Biography of Luc Tuymans
Luc Tuymans (born 1958 in Mortsel, BE) is a hugely influential Belgian painter currently living and working in Antwerp. He is notorious for his observations of historical and contemporary manifestations of horror. Violence and stillness both underlie his works, which show a readiness to deal with these disturbing issues, continuing the tradition of Belgian artists such as James Ensor or Léon Spillaert, whose work thrived on the strange and the sinister.
Luc Tuymans' images, which include both banal motifs from everyday life, and explosive historical themes, can be grasped only with a highly focused gaze that goes beyond surface indistinctness. His paintings often depict bleached out images that seem to barely surface, resolving and dissolving before the eye, images that are as much felt as seen. They reveal a superior, enigmatic level of meaning.

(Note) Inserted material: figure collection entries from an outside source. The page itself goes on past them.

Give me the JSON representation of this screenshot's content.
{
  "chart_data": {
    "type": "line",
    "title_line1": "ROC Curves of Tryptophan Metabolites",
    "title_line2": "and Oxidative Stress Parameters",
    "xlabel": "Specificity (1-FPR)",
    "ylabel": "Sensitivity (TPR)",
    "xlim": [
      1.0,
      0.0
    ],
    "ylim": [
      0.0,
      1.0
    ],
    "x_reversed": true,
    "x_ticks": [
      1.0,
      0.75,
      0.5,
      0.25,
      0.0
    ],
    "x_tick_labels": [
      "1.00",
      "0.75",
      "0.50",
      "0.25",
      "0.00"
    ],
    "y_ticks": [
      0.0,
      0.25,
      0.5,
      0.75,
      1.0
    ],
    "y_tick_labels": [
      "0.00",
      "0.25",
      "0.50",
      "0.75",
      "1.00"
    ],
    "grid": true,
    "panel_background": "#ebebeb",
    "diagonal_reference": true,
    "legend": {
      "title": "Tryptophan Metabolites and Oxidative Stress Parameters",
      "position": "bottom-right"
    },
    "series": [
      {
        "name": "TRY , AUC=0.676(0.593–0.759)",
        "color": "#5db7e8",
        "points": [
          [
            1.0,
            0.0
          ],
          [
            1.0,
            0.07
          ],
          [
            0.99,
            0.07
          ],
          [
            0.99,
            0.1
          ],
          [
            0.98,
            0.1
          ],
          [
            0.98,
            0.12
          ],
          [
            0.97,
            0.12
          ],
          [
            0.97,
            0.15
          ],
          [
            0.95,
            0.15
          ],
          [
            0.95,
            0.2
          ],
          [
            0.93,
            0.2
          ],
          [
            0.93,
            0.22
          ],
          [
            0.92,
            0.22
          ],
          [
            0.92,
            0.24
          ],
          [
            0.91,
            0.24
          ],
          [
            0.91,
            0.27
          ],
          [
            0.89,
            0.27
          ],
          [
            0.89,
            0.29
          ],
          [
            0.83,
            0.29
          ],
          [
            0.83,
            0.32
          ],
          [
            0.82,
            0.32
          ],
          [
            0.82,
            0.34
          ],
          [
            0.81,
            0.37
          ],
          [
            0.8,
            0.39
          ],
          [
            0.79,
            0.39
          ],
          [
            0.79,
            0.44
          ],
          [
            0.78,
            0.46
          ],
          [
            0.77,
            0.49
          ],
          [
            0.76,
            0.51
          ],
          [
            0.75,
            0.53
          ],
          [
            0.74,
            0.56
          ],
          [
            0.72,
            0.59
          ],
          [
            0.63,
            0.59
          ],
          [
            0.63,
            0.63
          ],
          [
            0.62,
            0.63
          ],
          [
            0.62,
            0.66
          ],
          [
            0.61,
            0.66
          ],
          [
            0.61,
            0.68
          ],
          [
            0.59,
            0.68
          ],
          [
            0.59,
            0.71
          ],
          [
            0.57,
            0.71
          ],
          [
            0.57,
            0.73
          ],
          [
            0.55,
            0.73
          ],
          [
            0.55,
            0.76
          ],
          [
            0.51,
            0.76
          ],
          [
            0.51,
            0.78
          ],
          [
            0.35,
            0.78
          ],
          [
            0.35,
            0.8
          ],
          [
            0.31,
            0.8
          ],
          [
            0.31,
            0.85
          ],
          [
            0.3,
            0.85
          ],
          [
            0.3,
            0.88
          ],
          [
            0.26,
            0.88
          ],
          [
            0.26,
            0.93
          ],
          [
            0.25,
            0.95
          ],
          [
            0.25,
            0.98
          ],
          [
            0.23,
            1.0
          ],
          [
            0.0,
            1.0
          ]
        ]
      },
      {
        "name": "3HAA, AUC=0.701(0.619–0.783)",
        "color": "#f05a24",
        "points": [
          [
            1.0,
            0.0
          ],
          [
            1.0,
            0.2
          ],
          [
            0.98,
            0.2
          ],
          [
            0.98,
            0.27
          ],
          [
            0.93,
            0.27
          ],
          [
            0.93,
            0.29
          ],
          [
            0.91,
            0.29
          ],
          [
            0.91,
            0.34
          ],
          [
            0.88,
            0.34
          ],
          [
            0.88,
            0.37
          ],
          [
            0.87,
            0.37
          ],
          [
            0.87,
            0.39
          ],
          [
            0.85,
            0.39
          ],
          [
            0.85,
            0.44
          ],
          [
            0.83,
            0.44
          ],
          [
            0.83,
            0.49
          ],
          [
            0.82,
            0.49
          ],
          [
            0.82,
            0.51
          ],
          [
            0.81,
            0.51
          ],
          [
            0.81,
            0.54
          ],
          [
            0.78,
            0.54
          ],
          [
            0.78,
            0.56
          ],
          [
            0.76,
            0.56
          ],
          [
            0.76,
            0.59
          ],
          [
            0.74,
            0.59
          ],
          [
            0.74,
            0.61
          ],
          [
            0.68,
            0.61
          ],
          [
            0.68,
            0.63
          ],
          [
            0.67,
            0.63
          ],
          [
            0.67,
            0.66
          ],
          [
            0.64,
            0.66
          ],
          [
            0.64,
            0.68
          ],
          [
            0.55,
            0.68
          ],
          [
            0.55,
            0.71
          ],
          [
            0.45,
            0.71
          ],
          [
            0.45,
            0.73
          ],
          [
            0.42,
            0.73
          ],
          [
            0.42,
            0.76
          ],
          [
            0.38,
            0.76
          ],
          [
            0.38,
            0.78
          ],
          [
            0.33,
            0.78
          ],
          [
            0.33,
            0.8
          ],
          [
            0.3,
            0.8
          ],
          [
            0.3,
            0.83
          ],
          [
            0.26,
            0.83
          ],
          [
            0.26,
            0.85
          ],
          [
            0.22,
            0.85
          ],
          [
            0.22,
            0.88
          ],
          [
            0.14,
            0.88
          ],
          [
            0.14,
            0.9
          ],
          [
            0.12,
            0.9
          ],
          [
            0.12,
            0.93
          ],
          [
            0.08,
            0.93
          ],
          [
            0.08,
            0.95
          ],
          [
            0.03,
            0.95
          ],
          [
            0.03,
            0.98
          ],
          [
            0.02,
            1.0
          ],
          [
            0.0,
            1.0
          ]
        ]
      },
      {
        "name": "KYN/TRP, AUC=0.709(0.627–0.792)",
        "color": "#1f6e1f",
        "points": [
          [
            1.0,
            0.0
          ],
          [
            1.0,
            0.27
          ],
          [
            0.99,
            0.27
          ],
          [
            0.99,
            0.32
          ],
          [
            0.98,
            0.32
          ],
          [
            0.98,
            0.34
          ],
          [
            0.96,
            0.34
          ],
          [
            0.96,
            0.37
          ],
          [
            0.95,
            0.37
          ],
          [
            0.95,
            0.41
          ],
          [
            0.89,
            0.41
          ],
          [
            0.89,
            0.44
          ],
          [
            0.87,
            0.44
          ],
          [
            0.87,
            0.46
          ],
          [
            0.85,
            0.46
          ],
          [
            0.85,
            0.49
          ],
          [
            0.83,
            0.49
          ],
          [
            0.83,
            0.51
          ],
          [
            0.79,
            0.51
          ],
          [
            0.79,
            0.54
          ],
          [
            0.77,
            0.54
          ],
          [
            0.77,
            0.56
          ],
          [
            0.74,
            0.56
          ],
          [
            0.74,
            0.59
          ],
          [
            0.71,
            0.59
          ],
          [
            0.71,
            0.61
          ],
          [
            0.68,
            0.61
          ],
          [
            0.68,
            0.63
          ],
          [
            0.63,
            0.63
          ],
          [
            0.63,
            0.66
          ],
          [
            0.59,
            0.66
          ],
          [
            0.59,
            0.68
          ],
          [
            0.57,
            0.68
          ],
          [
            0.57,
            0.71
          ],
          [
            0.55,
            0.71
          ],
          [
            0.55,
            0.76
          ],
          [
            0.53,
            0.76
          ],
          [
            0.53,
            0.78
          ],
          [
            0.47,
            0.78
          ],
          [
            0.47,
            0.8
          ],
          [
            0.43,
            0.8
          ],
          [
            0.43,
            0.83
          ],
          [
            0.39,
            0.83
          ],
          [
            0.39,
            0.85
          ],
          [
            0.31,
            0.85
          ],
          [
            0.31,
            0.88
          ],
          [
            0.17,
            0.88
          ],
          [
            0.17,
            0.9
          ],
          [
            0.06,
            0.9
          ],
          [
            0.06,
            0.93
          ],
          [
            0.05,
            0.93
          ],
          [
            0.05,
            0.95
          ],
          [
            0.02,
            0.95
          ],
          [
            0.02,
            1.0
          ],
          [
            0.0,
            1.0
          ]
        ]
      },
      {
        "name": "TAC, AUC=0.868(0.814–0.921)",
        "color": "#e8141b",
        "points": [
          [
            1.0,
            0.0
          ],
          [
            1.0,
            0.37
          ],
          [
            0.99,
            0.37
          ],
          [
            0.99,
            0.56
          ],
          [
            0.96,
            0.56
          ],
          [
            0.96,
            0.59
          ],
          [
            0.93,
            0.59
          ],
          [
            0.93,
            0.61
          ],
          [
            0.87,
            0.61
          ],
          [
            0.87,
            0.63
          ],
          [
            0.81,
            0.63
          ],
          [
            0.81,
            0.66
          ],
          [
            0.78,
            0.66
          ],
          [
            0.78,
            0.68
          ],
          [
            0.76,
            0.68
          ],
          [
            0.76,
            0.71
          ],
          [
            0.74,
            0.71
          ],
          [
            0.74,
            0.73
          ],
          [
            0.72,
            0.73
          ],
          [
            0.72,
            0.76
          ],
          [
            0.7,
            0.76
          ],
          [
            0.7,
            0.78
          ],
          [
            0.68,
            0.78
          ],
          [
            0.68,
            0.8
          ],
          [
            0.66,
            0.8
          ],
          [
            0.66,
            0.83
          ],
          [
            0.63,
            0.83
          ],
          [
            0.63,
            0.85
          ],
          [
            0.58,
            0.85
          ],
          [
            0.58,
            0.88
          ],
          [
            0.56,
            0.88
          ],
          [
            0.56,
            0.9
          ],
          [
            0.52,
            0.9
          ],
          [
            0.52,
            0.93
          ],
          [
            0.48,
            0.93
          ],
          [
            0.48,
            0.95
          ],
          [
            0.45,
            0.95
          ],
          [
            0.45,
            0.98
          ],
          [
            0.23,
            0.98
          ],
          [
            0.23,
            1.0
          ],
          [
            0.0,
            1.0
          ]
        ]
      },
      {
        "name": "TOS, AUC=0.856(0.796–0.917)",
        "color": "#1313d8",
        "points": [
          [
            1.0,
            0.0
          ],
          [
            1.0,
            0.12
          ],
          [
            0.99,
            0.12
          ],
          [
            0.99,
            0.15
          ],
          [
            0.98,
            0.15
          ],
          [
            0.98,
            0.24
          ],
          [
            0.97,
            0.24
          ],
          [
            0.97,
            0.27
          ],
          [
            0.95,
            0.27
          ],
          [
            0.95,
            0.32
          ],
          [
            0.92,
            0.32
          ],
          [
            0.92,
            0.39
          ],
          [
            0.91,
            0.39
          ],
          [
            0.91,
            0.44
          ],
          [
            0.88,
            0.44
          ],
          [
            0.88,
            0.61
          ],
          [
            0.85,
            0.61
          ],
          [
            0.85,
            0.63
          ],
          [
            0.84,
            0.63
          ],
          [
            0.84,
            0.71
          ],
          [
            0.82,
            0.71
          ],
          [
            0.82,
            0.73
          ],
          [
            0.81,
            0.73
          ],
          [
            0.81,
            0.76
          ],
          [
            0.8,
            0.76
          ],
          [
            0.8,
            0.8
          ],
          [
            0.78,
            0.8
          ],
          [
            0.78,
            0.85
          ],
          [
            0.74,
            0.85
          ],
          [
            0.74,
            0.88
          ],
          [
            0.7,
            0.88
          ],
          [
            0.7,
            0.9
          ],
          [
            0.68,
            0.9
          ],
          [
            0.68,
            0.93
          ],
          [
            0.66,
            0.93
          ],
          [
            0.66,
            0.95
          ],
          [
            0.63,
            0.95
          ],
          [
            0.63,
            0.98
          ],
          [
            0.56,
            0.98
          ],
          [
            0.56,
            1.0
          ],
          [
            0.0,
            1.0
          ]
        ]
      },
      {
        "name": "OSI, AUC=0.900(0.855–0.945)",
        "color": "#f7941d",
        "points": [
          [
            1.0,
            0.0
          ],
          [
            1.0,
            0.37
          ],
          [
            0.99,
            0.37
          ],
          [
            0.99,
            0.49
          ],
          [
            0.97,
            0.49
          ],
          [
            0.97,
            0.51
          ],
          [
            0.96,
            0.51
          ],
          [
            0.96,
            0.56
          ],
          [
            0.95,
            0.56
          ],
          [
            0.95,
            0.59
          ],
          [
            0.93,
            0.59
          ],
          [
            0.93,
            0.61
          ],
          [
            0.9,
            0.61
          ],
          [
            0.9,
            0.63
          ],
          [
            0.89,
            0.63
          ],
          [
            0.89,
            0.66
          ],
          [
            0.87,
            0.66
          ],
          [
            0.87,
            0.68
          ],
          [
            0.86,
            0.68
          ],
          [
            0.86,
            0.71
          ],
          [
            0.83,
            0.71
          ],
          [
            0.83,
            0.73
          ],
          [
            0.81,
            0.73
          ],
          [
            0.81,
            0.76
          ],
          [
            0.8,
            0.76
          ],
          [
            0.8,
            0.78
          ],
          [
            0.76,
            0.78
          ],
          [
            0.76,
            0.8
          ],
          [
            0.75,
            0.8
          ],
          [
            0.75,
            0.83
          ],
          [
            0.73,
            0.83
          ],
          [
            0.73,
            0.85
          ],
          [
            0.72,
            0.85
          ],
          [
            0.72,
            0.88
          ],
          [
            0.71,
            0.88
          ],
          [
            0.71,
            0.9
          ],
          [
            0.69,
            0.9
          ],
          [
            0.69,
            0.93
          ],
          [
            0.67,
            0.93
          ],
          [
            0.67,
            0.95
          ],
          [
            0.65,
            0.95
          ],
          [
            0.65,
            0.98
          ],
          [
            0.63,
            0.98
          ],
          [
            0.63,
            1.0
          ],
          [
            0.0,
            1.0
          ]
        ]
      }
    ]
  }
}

Typically inflammatory subjects that Luc Tuymans has explored are the Holocaust and the Ku Klux Klan. Tuymans calls his paintings "immaterial pictures". Sourcing many of his images from film and photography, Tuymans sees celluloid and paint as equally influential. His use of the formal techniques of photography and film—editing, cropping, and full-page bleeds—promotes an unsettling energy in his work. Tuymans represented Belgium at the 49th Venice Biennale in 2001.